Again, the charter of the company should not contain prohibitions on increasing the authorized capital through investments from third parties. This procedure should be strictly regulated. It is necessary that it include a documentary reflection of the intention of a third party to buy the released share in the authorized capital of the company. Such an intention can be recorded, for example, in a statement, which is drawn up in the form approved by the charter.

An increase in the authorized capital of a company through third-party investments is a procedure that requires approval from the current members of the Company. They must issue a separate decision in the context of making such an investment. This decision subject to notarization.

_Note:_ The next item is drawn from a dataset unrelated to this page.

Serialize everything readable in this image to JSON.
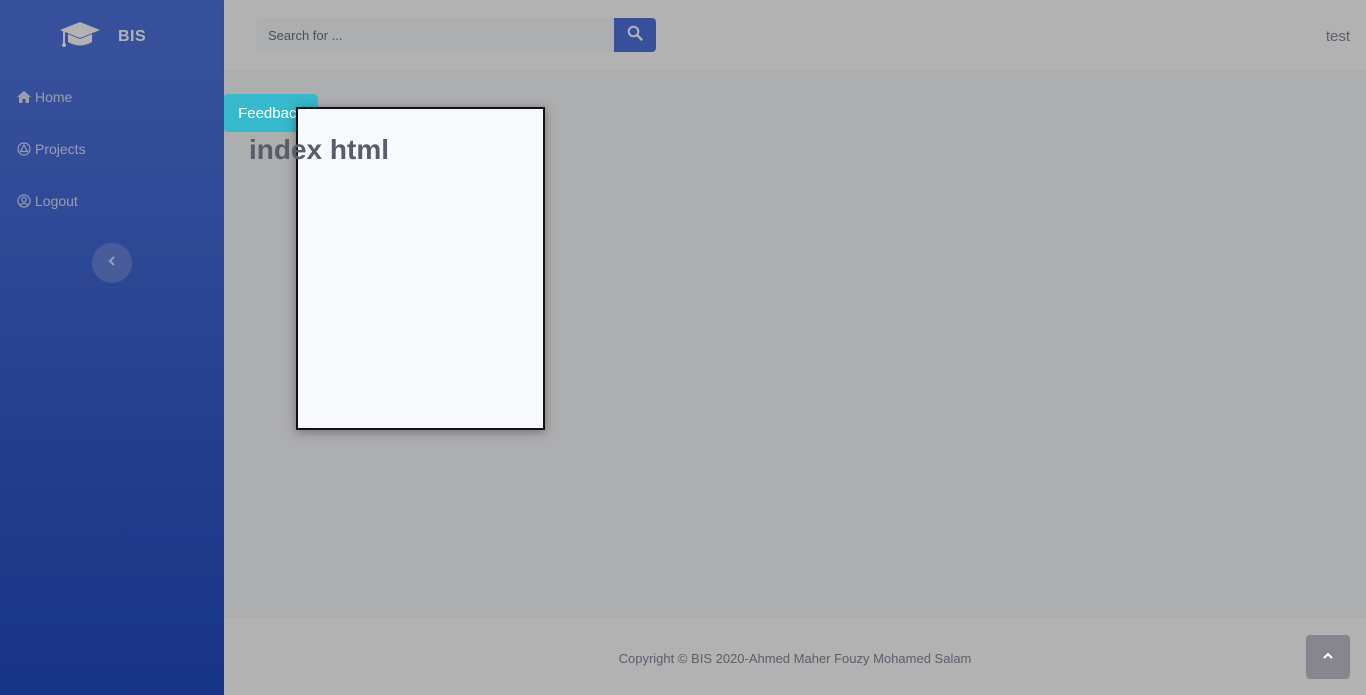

If the change of owners of an LLC is accompanied only by the withdrawal of one of the existing participants, then the actions of participants in corporate legal relations will be as follows:

  • an LLC participant who wants to go out of business sends a statement to his colleagues, which must be notarized;
  • in accordance with the established procedure, the transfer of the share of a citizen who has left the business in favor of the society is made out.

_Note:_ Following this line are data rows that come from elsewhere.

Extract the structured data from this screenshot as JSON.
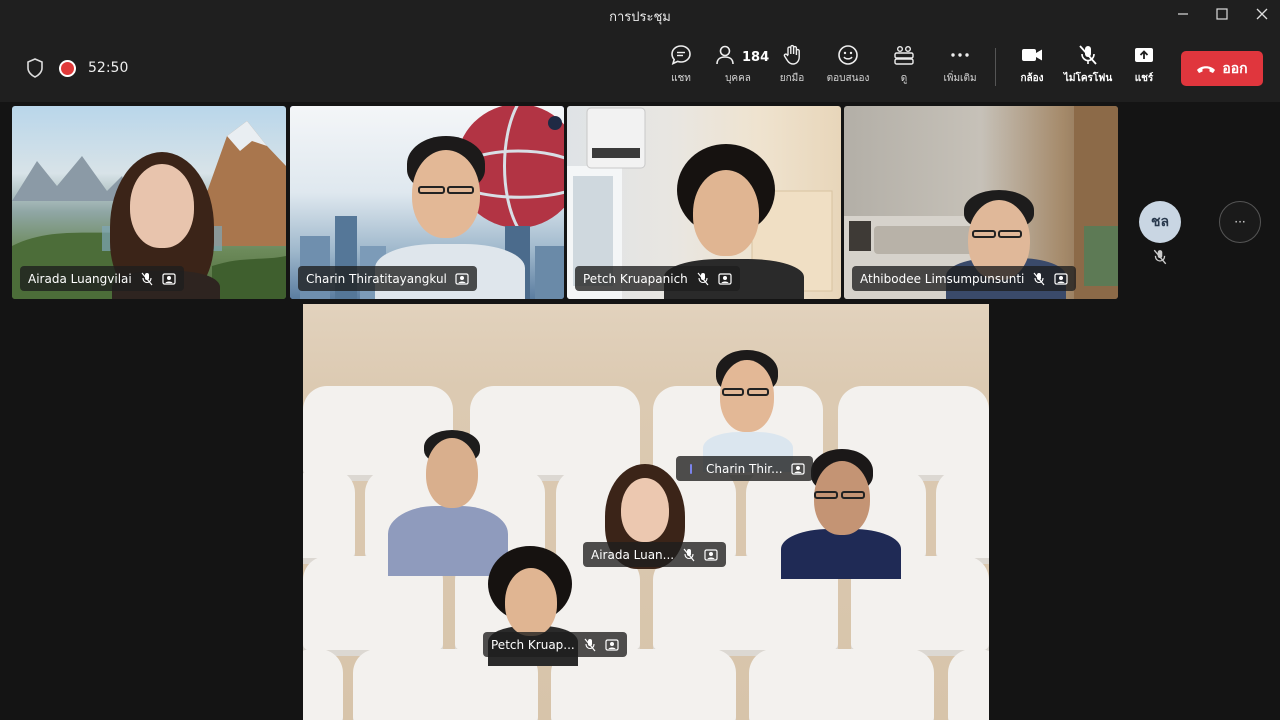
{
  "window": {
    "title": "การประชุม"
  },
  "toolbar": {
    "timer": "52:50",
    "chat_label": "แชท",
    "people_label": "บุคคล",
    "people_count": "184",
    "raise_label": "ยกมือ",
    "react_label": "ตอบสนอง",
    "view_label": "ดู",
    "more_label": "เพิ่มเติม",
    "camera_label": "กล้อง",
    "mic_label": "ไม่โครโฟน",
    "share_label": "แชร์",
    "leave_label": "ออก"
  },
  "participants": [
    {
      "name": "Airada Luangvilai"
    },
    {
      "name": "Charin Thiratitayangkul"
    },
    {
      "name": "Petch Kruapanich"
    },
    {
      "name": "Athibodee Limsumpunsunti"
    }
  ],
  "overflow": {
    "avatar_initials": "ชล",
    "more": "···"
  },
  "together_mode": {
    "labels": [
      {
        "name": "Charin Thir..."
      },
      {
        "name": "Airada Luan..."
      },
      {
        "name": "Petch Kruap..."
      }
    ]
  },
  "colors": {
    "accent": "#7b83eb",
    "leave": "#e0363d",
    "record": "#e03a3a"
  }
}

Consent from other business participants to the exit of one of the owners of the LLC to general case not required. Subsequently, the share in the authorized capital of the company, which is transferred to the company, can be redistributed:

  • proportionally between the remaining owners;
  • otherwise - by agreement between the owners.

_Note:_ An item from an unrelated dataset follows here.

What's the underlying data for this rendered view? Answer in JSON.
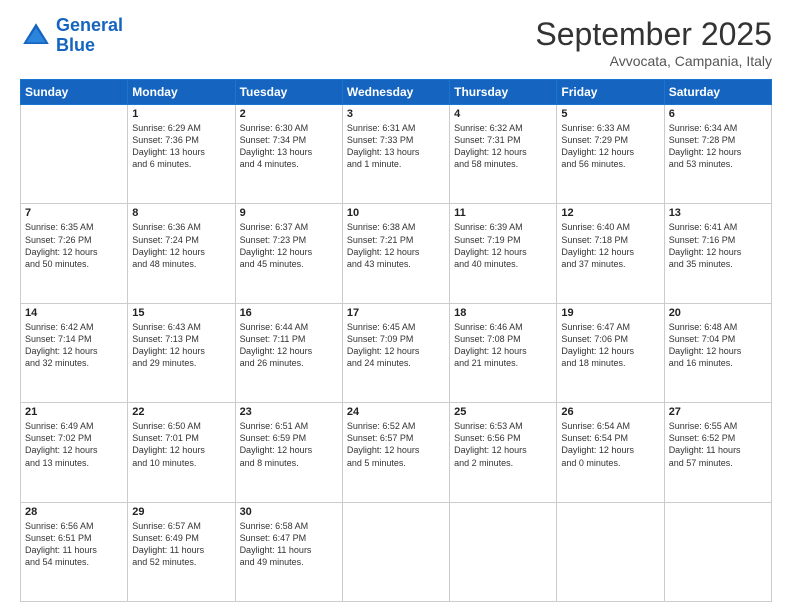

If the charter allows, the share in the authorized capital transferred to the Company can be sold by the current owners to third parties.

The procedure for the exit of one of the current owners of an LLC from the business and the subsequent registration of ownership of his share can be combined into one legal action. This is convenient from the point of view of transferring to the Federal Tax Service in accordance with the established procedure information about the change of owners in a business entity.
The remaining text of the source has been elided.